For the public at large, the most fundamental focus should be the concept of juvenile sexual abuse itself.  From the secular psychological perspective, abnormal sexual behavior is a disorder and not necessarily a matter of morality.  As a matter of fact, if it could be demonstrated that socially unacceptable actions or thoughts were simply brain-based mental sickness, there could be no judgement of right or wrong.  How can an errant chemical process which requires chemical control be given a moral value?

If a secularist view is granted its valueless arbitrary system, there is still little justification to brand juvenile sexual activities that cross social boundaries as lifelong plagues.  Various studies have demonstrated reoffending rates of only 5% to 14%.  Of those offenses, depending on the circumstances of the first case, the vast majority are neither sexual nor violent in nature.  Hardly justification to tag kids with a lifelong pedophile stigma.

Society’s response to juvenile sexual offenses and the effect of those transgressions on it is much different if the problem is driven by an individual’s immaterial and “bent” conscience or soul.  The actions by the Duggar parents and eventually of Josh himself is a lesson in a biblical worldview as opposed to a secular one.  Jim Bob and Michelle did exactly what God required of them.  They confronted the sin (Matt 5, 18), honored their position as parents (Eph 6, 1 Tim 5), sought Scriptual counsel of their leaders (Heb 13), followed the authority of the church (1 Cor 5) and finally fulfilled obligations to government authority (Rom 13).  As a result, Josh’s life changed.

Men like Dr.
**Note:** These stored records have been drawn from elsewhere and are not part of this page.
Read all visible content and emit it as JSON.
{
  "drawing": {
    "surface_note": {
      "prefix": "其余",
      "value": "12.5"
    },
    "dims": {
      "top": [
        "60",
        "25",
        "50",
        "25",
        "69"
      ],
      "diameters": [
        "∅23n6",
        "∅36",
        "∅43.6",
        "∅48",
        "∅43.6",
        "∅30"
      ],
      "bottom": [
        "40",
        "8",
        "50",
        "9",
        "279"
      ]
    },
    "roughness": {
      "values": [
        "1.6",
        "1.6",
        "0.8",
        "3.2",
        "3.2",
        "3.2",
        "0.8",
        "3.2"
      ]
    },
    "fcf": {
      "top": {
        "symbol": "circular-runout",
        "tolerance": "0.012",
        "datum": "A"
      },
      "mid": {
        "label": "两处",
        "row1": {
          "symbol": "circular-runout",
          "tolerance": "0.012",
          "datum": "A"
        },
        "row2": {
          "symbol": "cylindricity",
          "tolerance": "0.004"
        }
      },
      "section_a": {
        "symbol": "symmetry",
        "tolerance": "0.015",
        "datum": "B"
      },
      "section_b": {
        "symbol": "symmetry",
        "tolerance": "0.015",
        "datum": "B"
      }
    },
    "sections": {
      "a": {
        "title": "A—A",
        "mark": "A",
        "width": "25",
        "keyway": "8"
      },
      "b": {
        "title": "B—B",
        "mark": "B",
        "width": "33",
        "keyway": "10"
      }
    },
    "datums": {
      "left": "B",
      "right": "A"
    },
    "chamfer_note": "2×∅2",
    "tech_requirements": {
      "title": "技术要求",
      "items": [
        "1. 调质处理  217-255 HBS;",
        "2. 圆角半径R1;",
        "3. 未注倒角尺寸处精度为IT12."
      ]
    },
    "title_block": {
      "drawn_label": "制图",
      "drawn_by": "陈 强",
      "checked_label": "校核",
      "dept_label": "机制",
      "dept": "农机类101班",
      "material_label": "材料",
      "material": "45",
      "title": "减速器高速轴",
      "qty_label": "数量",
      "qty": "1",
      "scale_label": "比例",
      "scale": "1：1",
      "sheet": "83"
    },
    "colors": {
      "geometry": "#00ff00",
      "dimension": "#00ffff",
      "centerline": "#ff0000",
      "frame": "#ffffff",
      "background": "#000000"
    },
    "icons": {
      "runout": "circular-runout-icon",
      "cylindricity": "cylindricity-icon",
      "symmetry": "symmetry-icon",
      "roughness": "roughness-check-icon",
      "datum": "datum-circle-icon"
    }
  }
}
Ablow may not understand or like a thoroughgoing biblical value system, but the fact remains that remaking a person from the soul has always been and always will be, hands down, the best response to offensive behavior or a troubled life.  Whatever one may personally think of the Duggars lifestyle, they understand the most important principles of life; the power of God-given Scripture (Heb 4), parental authority and the gift of rebirth out of forgiveness (1 Cor 6).

Josh Duggar carries the same illness in him that all of us battle – not just a past sexual sin, but that internal propensity to abuse others and ourselves, to belittle God’s place in the real world and to kick against requirements of pure living.